Late last year, Intel signed a yearlong partnership with the High School Esports League (HSEL) to help schools across the U.S. establish esports programs and support high school competitive leagues. High school esports, a form of multiplayer competition using video games like Overwatch, Rocket League and Super Smash Bros, is now recognized as a competitive school sport – just like soccer and basketball.
Participating in esports teams helps students develop key skills, introduces them to new career opportunities and allows them to follow their passion for video games, says Josiah Nuzum, gaming community and esports marketing manager at Intel. These benefits give students the opportunity to be exposed to STEM-related careers, as well as non-technical careers based on event production and management, sales and marketing, content creation, and more. It also may position students for scholarships and college recruitment, as well as create a more diverse and inclusive gaming community.
More colleges, universities and high schools are adopting and developing their esports labs and teams. The North America Scholastic Esports Federation registered 1,000 schools in February 2021 and the High School Esports League registered more than 2,100 partner schools and over 60,000 students.
The esports market is forecast to have more than 474 million viewers and a global revenue that will exceed $1.08 billion by the end of 2021, according to Newzoo’s March 2021 Global Esports and Live Streaming Market Report.
“Being a professional player is not the only way you can succeed in this area – esports can branch in so many different directions,” says Nuzum, pointing out that there is opportunity beyond being a player, especially behind the scenes.
HSEL and Intel’s partnership allows students to understand and see all the opportunities that connect esports with education. By funding these programs, partnership leaders hope to encourage students to compete in tournaments, improve their skills and become inspired about their careers as they transition to college. According to HSEL, students who join esports programs have school attendance increases of more than 10% and have higher GPAs.
The Intel Winners Circle Tournament was created in partnership with HSEL with the purpose of bringing together the top high school teams across to compete on qualified games such as Valorant, Overwatch and Super Smash Bros. Schools that qualify for the tournament receive $1,000 for their esports programs. Winning teams receive $50,000 in prizes and scholarships.

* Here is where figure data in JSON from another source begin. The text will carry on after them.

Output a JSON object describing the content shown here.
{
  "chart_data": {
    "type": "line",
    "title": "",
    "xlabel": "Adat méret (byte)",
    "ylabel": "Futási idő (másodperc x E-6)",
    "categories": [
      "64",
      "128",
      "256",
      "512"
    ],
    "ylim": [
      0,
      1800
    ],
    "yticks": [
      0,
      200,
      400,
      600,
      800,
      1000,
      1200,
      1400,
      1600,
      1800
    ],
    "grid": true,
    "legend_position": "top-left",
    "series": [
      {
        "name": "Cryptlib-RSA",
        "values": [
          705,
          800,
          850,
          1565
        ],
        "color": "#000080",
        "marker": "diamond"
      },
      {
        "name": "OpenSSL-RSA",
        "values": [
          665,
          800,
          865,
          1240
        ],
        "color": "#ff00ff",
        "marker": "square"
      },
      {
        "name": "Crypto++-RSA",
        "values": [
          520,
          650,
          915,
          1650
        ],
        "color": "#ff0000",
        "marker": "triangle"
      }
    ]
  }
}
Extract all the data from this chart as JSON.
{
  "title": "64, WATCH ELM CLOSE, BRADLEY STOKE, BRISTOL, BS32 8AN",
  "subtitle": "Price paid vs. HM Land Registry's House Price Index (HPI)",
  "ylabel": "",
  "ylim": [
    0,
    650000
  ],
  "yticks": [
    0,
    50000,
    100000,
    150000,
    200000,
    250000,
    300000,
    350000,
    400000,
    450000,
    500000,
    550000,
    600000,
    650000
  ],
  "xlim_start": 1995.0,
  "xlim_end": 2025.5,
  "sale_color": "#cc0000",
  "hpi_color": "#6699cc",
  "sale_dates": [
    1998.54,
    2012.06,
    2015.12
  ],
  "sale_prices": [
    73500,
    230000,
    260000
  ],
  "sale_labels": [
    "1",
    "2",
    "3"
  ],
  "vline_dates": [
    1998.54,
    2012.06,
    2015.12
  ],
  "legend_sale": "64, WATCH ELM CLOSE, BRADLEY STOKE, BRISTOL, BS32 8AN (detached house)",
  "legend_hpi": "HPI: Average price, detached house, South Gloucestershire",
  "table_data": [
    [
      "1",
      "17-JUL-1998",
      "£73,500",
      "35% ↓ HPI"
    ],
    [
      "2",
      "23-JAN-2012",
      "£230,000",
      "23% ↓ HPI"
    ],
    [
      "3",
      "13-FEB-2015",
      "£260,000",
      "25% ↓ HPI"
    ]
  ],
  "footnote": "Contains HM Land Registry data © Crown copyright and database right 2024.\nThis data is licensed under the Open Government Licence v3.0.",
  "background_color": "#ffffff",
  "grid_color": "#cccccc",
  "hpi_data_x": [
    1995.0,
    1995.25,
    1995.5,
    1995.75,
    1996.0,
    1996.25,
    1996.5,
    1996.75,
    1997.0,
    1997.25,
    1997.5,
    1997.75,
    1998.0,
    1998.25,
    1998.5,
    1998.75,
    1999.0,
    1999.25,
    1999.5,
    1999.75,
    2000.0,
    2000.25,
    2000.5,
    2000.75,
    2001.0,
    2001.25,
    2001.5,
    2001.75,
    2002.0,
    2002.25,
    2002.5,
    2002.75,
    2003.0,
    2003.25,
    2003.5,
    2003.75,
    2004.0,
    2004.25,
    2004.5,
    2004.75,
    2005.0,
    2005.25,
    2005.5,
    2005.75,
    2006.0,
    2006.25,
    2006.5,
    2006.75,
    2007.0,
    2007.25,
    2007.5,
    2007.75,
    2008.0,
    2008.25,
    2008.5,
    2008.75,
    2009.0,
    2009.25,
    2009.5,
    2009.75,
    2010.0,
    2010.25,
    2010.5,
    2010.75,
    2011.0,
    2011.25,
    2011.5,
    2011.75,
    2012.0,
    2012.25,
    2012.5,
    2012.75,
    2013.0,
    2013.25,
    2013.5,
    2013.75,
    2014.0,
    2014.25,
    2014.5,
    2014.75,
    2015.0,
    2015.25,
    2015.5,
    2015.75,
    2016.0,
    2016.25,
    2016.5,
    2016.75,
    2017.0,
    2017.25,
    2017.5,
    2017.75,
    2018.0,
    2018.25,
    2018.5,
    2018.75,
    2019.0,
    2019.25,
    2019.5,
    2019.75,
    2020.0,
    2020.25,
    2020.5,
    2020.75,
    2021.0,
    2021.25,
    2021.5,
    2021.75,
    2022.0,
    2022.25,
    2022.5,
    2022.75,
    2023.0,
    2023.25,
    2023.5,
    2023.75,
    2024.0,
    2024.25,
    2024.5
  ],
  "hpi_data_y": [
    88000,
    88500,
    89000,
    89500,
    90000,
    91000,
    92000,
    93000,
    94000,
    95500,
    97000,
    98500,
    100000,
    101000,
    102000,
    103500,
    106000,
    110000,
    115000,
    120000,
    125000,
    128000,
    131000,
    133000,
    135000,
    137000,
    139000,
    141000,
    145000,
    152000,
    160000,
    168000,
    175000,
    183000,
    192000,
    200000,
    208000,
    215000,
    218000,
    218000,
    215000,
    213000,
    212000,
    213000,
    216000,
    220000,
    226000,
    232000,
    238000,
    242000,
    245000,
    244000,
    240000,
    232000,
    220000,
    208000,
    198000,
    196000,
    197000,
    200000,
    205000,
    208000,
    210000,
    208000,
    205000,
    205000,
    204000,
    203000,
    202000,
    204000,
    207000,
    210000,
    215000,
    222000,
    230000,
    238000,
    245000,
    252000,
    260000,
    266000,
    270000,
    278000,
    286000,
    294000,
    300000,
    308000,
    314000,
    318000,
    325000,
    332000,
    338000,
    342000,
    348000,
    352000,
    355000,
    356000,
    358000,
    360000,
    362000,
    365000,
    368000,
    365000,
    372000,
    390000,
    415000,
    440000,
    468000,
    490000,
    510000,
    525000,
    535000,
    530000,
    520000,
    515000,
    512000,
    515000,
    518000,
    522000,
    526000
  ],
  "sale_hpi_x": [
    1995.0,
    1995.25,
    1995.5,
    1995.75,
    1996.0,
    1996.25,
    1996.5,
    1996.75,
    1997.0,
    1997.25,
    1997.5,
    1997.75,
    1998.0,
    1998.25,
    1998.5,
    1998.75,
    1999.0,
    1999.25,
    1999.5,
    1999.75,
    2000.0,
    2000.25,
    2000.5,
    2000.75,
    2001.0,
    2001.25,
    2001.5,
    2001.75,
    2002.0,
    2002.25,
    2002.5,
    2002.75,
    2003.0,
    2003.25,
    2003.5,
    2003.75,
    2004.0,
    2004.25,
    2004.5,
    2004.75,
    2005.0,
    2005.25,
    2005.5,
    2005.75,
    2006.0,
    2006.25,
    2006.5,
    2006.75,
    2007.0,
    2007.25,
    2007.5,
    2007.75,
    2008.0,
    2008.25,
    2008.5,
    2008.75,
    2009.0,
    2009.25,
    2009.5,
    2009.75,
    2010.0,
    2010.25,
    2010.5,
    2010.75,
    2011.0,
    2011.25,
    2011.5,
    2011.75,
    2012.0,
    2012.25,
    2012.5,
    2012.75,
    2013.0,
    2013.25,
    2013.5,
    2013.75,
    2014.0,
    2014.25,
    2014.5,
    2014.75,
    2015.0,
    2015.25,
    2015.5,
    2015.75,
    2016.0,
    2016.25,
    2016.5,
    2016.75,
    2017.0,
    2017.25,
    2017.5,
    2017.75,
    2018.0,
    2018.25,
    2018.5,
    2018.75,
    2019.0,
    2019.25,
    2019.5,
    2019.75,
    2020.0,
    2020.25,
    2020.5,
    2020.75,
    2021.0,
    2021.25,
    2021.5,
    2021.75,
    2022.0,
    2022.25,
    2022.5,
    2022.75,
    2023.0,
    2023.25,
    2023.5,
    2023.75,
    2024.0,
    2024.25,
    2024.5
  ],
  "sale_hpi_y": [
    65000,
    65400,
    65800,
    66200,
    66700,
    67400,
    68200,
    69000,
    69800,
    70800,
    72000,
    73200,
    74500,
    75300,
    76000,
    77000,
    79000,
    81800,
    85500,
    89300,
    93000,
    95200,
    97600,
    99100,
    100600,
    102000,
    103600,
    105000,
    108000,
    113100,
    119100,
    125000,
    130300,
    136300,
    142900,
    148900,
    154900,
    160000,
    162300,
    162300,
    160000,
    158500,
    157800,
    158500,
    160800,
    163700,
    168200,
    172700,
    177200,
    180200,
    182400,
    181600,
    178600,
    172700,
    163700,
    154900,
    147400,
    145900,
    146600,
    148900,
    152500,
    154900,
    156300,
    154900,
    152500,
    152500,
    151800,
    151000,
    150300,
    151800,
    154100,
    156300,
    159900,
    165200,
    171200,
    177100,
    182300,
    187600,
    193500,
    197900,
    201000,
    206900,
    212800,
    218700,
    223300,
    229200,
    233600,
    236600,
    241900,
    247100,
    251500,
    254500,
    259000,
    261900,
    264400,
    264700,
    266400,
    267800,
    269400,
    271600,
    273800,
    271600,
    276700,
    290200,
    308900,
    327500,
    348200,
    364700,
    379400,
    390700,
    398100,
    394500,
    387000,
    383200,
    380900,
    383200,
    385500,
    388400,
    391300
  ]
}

Helping build esports teams
There is a cost barrier to entering PC gaming (See “Gaming Survey Provides Data on Diversity and Inclusion among Players” on the We Are Intel Blog). To support this initiative, Intel recently donated 150 Intel® Core™ i9-10850k processors and 150 Intel® 760p Series (1TB) SSDs for PC builds in high schools across the country.
Helping students bridge the technology gap is just one step in making esports more accessible and legitimate at the high-school level.
To learn more of what happens behind the scenes in esports, Intel started a video series. “Intel in Process” offers insights into the lives of gamers and industry professionals. In the most recent episode, HSEL helped students compete in esports leagues. The video features Paloma Valley High School’s journey, as students build their own competitive PC systems, gain access to scholarships, livestream games and find a supportive community among parents and teachers.
Watch this video and other episodes of “Intel in Process” on YouTube.
“There was so much excitement for students to be able to play and compete in games they weren’t able to play before. It just opens a whole new world of opportunities for them. It was one of the most rewarding things I’ve had the opportunity to do at Intel,” Nuzum says.
Intel is investing in this growing segment of esports. As more schools participate in esports leagues and the need for improved programs increases, HSEL in agreement with D&H Distributing offer an ASUS and Intel package that will be installed and sold through D&H and its partners.
Other ways Intel is boosting esports
Intel has been an esports leader for more than 20 years, and its commitment to the gaming community is what empowers partnerships in collegiate esports, marketing, education initiatives and the creation of technologies that amplify gameplay.
Intel Inspires provides opportunities to gamers and young creators. This program helps participants gain exposure to colleges and universities through an esports recruiting event, which may lead to scholarships and relationships with industry professionals. For young creators, more than $25,000 in prizes are awarded to participants who can demonstrate their skills in content creation, design and shout casting.
As the esports business keeps growing, Intel will continue to improve esports awareness and PC accessibility to support programs and inspire students to connect careers in STEM and esports.